Several caveats belong in the same paragraph. LiveCodeBench is a narrow slice of coding ability, not a measure of production deployment reliability. The 0.6B-plus-10K figure is a footprint, not an inference-cost number: end-to-end cost still depends on which larger LLMs Trinity is calling and how often. The evolved-coordinator result also depends on the routed set, meaning the reported number is really a property of the ensemble plus the coordinator, not of the coordinator alone. And, as with any arXiv preprint, the 86.2% figure and the SOTA framing are author-reported and not peer reviewed the paper is a preprint, not a peer-reviewed publication.
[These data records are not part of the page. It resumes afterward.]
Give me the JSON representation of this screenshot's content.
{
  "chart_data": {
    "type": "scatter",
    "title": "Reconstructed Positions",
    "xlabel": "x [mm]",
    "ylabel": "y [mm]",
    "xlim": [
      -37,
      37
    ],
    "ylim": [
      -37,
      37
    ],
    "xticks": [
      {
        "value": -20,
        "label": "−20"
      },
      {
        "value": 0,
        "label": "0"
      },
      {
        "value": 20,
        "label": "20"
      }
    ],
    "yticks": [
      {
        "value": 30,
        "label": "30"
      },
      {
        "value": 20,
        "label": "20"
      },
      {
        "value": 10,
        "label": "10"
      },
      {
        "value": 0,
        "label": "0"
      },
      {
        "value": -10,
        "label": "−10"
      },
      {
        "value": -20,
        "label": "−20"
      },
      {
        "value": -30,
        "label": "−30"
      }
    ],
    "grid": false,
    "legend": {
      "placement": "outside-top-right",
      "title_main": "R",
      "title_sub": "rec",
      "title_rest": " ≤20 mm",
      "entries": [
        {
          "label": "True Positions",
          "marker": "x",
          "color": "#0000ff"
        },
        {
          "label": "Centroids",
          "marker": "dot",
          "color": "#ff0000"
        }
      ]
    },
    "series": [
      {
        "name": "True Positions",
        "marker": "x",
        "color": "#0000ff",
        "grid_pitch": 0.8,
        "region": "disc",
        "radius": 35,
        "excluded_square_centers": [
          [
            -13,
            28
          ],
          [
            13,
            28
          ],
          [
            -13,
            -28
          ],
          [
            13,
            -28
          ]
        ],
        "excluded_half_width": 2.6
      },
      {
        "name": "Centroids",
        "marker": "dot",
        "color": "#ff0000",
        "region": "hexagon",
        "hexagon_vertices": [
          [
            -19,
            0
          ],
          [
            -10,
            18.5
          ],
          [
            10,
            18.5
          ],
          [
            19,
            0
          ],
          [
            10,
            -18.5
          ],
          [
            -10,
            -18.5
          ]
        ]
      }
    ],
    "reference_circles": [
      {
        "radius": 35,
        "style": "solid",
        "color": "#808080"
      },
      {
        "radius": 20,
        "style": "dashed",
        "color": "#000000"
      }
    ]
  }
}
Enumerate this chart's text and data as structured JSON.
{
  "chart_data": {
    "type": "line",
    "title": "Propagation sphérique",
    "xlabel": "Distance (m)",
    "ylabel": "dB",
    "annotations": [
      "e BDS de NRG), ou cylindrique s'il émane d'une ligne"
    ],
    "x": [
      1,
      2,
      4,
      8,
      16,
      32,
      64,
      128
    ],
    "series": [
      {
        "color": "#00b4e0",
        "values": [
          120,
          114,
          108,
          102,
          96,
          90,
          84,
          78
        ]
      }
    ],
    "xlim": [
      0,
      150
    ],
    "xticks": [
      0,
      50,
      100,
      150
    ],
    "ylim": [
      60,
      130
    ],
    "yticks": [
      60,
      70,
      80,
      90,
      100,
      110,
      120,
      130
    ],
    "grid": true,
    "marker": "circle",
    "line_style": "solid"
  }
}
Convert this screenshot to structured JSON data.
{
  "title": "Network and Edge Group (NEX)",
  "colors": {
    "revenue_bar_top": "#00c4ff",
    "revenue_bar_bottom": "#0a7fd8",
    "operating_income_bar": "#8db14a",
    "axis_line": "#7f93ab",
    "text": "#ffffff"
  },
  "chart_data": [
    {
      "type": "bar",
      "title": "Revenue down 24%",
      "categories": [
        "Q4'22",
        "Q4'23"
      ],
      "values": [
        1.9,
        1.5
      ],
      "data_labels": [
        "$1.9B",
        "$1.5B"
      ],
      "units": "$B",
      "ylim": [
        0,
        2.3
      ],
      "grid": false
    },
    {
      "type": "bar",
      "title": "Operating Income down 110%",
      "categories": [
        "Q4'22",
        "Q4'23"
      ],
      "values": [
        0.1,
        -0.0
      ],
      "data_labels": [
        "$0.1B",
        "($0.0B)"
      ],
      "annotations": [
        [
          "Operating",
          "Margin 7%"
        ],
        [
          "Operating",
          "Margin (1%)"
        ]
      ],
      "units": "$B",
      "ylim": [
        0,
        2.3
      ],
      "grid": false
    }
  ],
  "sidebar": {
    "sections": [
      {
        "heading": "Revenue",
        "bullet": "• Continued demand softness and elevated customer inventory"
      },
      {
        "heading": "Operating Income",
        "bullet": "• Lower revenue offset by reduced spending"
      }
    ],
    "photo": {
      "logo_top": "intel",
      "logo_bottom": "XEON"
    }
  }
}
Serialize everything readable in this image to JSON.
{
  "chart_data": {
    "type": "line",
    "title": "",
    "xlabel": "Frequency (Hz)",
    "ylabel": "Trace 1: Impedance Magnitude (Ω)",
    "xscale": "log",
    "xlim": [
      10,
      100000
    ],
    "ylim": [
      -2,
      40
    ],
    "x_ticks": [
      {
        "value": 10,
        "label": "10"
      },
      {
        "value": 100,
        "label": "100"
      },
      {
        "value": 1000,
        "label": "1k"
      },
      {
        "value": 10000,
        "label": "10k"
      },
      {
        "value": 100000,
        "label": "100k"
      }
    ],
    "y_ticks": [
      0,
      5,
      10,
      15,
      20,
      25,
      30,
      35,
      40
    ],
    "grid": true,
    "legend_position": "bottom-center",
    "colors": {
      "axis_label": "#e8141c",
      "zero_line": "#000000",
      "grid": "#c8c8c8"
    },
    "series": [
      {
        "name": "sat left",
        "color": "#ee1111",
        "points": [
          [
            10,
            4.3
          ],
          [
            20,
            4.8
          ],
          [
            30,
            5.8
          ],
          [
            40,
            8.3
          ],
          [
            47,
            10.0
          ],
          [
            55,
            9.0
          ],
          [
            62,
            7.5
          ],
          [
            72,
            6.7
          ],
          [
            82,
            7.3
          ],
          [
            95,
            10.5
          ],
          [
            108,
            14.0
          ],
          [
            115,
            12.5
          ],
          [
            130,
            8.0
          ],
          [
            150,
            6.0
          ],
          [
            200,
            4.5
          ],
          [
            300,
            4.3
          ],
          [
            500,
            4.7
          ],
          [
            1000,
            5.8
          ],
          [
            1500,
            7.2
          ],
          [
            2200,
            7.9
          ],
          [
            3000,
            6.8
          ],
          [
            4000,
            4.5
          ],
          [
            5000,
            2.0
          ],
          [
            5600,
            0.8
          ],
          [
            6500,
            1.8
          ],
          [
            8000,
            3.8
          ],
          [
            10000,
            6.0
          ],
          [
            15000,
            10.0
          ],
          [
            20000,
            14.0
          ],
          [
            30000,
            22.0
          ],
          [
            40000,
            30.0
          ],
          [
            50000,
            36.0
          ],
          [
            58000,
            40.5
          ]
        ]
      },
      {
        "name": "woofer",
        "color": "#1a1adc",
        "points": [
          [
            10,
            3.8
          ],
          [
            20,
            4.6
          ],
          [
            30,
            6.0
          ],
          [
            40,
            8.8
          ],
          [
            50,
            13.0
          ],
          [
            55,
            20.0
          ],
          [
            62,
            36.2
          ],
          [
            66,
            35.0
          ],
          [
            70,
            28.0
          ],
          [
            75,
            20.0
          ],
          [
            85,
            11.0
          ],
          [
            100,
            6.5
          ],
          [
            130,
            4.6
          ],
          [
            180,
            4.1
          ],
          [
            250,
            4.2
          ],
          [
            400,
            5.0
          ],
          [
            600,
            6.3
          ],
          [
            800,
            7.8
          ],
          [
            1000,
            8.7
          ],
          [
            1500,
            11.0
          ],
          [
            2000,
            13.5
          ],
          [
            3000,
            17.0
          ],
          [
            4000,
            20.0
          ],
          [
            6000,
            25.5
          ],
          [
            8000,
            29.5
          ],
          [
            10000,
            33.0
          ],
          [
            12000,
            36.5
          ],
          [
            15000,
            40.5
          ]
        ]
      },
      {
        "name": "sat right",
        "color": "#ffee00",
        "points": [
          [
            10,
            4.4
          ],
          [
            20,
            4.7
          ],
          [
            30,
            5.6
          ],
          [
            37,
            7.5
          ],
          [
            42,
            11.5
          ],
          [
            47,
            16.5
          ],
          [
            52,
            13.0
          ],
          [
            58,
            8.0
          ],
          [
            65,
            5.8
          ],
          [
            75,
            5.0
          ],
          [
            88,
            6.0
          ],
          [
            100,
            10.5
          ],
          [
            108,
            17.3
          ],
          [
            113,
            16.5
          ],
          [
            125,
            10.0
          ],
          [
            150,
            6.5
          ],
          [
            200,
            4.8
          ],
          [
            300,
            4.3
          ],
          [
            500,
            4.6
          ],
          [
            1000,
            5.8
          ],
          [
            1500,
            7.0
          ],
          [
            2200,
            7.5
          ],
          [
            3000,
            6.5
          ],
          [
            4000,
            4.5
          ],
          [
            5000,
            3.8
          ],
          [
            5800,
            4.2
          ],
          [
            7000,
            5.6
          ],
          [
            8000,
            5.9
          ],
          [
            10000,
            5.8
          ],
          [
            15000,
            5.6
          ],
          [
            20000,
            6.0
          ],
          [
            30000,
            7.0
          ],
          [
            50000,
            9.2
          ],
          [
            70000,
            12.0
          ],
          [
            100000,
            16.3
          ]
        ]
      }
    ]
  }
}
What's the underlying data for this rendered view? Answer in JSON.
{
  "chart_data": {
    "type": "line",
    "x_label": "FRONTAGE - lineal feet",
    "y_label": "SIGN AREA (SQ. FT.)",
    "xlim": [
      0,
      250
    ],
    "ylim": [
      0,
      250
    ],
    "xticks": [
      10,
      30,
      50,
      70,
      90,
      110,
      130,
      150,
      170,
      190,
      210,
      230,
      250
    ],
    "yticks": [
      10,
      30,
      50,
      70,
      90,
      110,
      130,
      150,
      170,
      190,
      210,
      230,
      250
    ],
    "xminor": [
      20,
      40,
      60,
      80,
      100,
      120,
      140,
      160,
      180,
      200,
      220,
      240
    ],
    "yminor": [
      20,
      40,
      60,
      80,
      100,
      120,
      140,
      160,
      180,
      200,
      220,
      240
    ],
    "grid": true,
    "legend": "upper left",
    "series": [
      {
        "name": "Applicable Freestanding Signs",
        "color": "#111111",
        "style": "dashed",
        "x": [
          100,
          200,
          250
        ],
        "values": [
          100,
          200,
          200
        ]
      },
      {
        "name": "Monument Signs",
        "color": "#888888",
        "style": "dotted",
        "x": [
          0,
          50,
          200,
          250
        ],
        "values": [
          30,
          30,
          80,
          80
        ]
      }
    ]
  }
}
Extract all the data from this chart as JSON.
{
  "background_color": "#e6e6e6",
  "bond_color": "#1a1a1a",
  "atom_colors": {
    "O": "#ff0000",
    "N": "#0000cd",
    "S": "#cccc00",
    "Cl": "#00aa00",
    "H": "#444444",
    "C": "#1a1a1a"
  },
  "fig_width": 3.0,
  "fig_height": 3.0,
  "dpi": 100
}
The deeper question is architectural. If a 0.6B-parameter router, evolved rather than gradient-trained, can beat the components it delegates to, that is evidence that coordination overhead is a real design knob, and a cheaper one than scaling the underlying models. It also suggests a different kind of moat for AI labs: not just who can train the largest base model, but who can build the best small brain for an ensemble of them. Whether that holds up under peer review, on benchmarks outside coding, and at production scale is the open question. Watch for the peer-reviewed version of the paper, for replication on non-coding benchmarks, and for any explicit cost-and-throughput numbers comparing Trinity to a single large model on the same hardware. The mechanism is interesting; the deployment case is still to be made the live source of record is the arXiv listing for 2512.04695.